Web scraping with python
Today I am going to write about web scraping. At first, let’s look at this definition of web scrapping.
Web scraping, web harvesting, or web data extraction is data scraping used for extracting data from websites. The web scraping software may directly access the World Wide Web using the Hypertext Transfer Protocol or a web browser. While web scraping can be done manually by a software user, the term typically refers to automated processes implemented using a bot or web crawler. It is a form of copying in which specific data is gathered and copied from the web, typically into a central local database or spreadsheet, for later retrieval or analysis.
-Wikipedia
Suppose you are making a large dataset that requires various text samples. This could be achieved by web scraping. Or suppose you are making a price comparison website or you are making a job listing website. You might want to collect email addresses from different websites. You might want to collect multiple file download links automatically.

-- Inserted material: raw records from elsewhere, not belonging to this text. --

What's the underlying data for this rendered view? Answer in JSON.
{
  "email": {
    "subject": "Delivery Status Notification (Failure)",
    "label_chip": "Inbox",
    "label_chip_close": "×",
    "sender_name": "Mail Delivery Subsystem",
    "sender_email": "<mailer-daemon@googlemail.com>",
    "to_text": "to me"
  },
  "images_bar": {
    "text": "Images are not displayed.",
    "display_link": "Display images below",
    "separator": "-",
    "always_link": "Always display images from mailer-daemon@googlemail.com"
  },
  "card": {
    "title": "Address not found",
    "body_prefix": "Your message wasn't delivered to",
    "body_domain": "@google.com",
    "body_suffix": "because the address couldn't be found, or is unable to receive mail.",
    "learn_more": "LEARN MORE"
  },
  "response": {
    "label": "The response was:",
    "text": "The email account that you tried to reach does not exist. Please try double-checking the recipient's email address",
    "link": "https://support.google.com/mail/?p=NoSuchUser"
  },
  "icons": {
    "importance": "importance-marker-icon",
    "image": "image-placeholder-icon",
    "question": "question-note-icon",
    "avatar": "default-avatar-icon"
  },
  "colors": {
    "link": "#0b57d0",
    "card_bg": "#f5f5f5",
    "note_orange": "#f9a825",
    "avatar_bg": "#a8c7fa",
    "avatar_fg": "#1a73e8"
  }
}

So, If I say in simple words, we are going to extract or collect data from websites using computer programming.
The most important thing is, as you will be extracting data from various websites, some data might be proprietary. So, make sure you are extracting data from the websites that give proper permissions. Otherwise, there is a chance you might be breaking a law!
As you know now what web scraping is, why to use it, and how to use it legally….Now it is time to focus on our main topic. This tutorial focuses on doing web scraping using python.
At first, let’s know about some libraries available in python for web scraping,
- Scrapy
- Requests
- urllib
- Beautiful soup
- Selenium etc.
In this tutorial, I will be focusing on beautiful soup. I might talk about other libraries in later articles.
Beautiful soup
Beautiful Soup is a Python package for extracting data from XML and HTML documents. It is basically a parser library.
How to install it?
At first, make sure you have python and pip installed. Then type the following command in the terminal.
pip install beautifulsoup4
That’s it! We can start using it now!!
How to use it?
- Get the HTML/XML page first
- Then use beautiful soup
Lets do some quick coding, first import these,
from bs4 import BeautifulSoup
import requests
Get contents from a page
pageget = requests.get("samplesite.com/….")
bsoup = BeautifulSoup(pageget.text, 'html.parser')
now lets collect all href links and put them in a list,
links = bsoup.find_all('a')
list = []
for x in links:
list.append( x.get('href'))
print(list)
This is just a single example I have shown. But there are a lot of things you can do with Beautiful soup. Hopefully, I will teach you many things in upcoming articles.
Till then Bye Bye!